← Hub · Classical ML

Classical machine learning — theory essentials

Supervised learning from tabular or engineered features: the goal is generalization to unseen data. These ideas apply to scikit-learn, XGBoost, and as intuition for neural nets.

01 Bias–variance tradeoff

High bias (underfitting): the model class is too simple to capture the signal. High variance (overfitting): the model fits noise in the training set. Total error decomposes (conceptually) into bias² + variance + irreducible noise—tuning model complexity balances the first two.

Figure — complexity vs error (schematic)

Training error keeps falling as complexity grows; test error often has a U-shape—early stopping, regularization, and cross-validation hunt the minimum test error region.

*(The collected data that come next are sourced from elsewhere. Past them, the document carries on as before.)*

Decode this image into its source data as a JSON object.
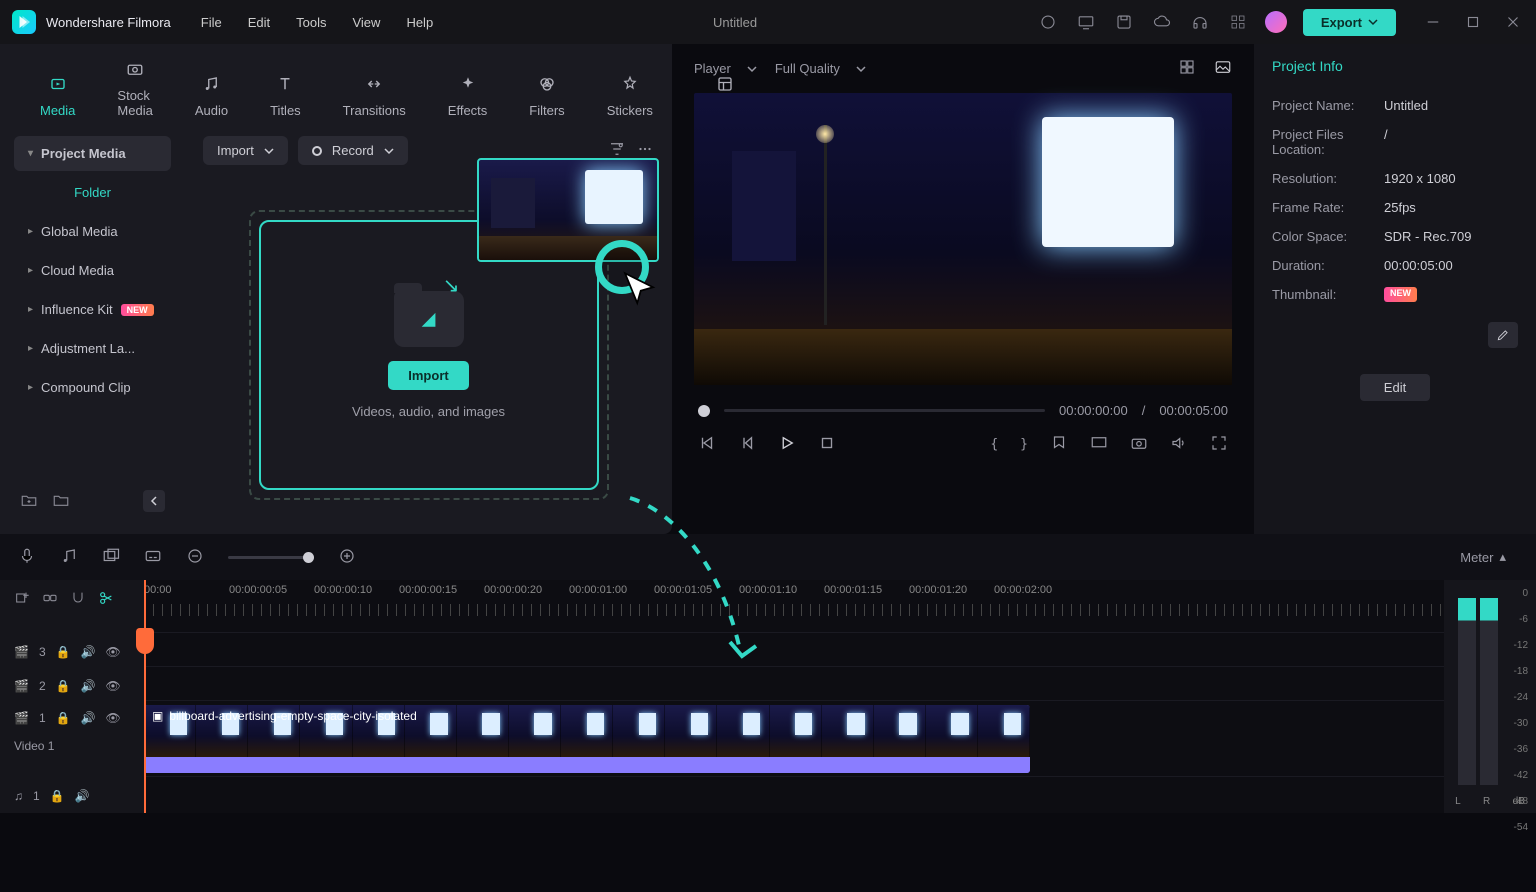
{
  "app": {
    "name": "Wondershare Filmora",
    "document": "Untitled"
  },
  "menu": [
    "File",
    "Edit",
    "Tools",
    "View",
    "Help"
  ],
  "export_label": "Export",
  "tabs": [
    {
      "label": "Media",
      "active": true
    },
    {
      "label": "Stock Media"
    },
    {
      "label": "Audio"
    },
    {
      "label": "Titles"
    },
    {
      "label": "Transitions"
    },
    {
      "label": "Effects"
    },
    {
      "label": "Filters"
    },
    {
      "label": "Stickers"
    },
    {
      "label": "Templates"
    }
  ],
  "sidebar": {
    "project_media": "Project Media",
    "folder": "Folder",
    "items": [
      {
        "label": "Global Media"
      },
      {
        "label": "Cloud Media"
      },
      {
        "label": "Influence Kit",
        "new": true
      },
      {
        "label": "Adjustment La..."
      },
      {
        "label": "Compound Clip"
      }
    ]
  },
  "media_toolbar": {
    "import": "Import",
    "record": "Record"
  },
  "drop": {
    "import": "Import",
    "sub": "Videos, audio, and images"
  },
  "preview": {
    "player": "Player",
    "quality": "Full Quality",
    "current": "00:00:00:00",
    "sep": "/",
    "total": "00:00:05:00"
  },
  "info": {
    "title": "Project Info",
    "rows": [
      {
        "k": "Project Name:",
        "v": "Untitled"
      },
      {
        "k": "Project Files Location:",
        "v": "/"
      },
      {
        "k": "Resolution:",
        "v": "1920 x 1080"
      },
      {
        "k": "Frame Rate:",
        "v": "25fps"
      },
      {
        "k": "Color Space:",
        "v": "SDR - Rec.709"
      },
      {
        "k": "Duration:",
        "v": "00:00:05:00"
      }
    ],
    "thumbnail": "Thumbnail:",
    "edit": "Edit"
  },
  "toolrow": {
    "meter": "Meter"
  },
  "ruler_ticks": [
    "00:00",
    "00:00:00:05",
    "00:00:00:10",
    "00:00:00:15",
    "00:00:00:20",
    "00:00:01:00",
    "00:00:01:05",
    "00:00:01:10",
    "00:00:01:15",
    "00:00:01:20",
    "00:00:02:00"
  ],
  "tracks": {
    "v3": "3",
    "v2": "2",
    "v1": "1",
    "v1label": "Video 1",
    "a1": "1"
  },
  "clip": {
    "label": "billboard-advertising-empty-space-city-isolated"
  },
  "meter": {
    "db": [
      "0",
      "-6",
      "-12",
      "-18",
      "-24",
      "-30",
      "-36",
      "-42",
      "-48",
      "-54"
    ],
    "unit": "dB",
    "L": "L",
    "R": "R"
  }
}
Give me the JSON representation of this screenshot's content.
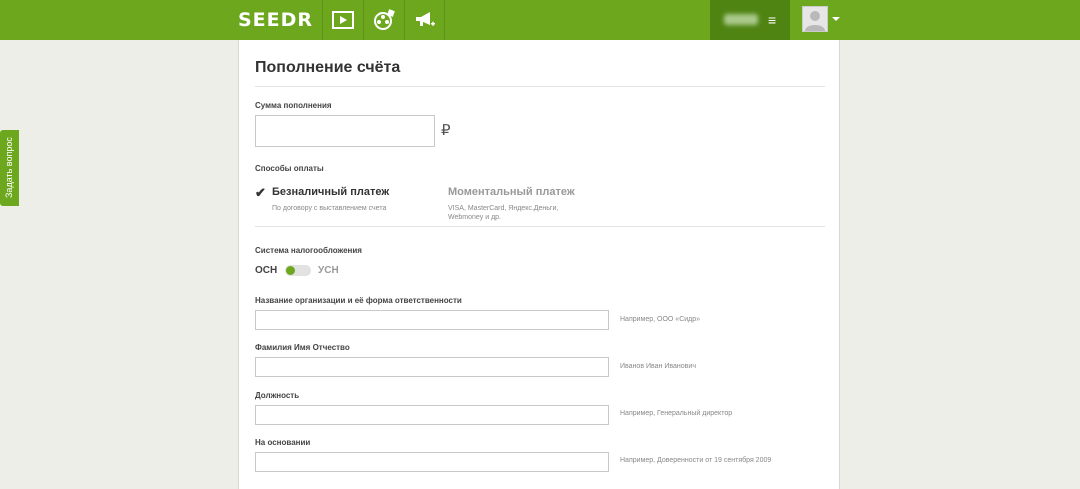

02 Train / validation / test

Split data so that hyperparameters are chosen on validation data, and final reporting uses a held-out test set touched only once. K-fold CV averages performance across folds when data is scarce—reducing variance in the score estimate.

Figure — three-way holdout

For time-series, validate on future chunks—random splits leak future information into the past.

03 Metrics (what “good” means)

Setting	Common metrics	Notes
Binary classification	ROC-AUC, PR-AUC, F1	Use PR when classes are imbalanced; ROC can look optimistic.
Multi-class	Macro/micro F1, log loss	Macro treats classes equally; micro follows global counts.
Regression	RMSE, MAE, MAPE	MAPE breaks near zero targets; robust losses for outliers.

Figure — ROC space (intuition)

AUC summarizes ranking quality across thresholds; it does not replace calibration when you need accurate probabilities.

04 Ensembles

Bagging (random forests) reduces variance by averaging many high-variance learners. Boosting (gradient boosting) reduces bias sequentially by fitting errors—often state-of-the-art on tabular data. Stacking learns a meta-model on base predictions—powerful but easier to overfit without careful CV.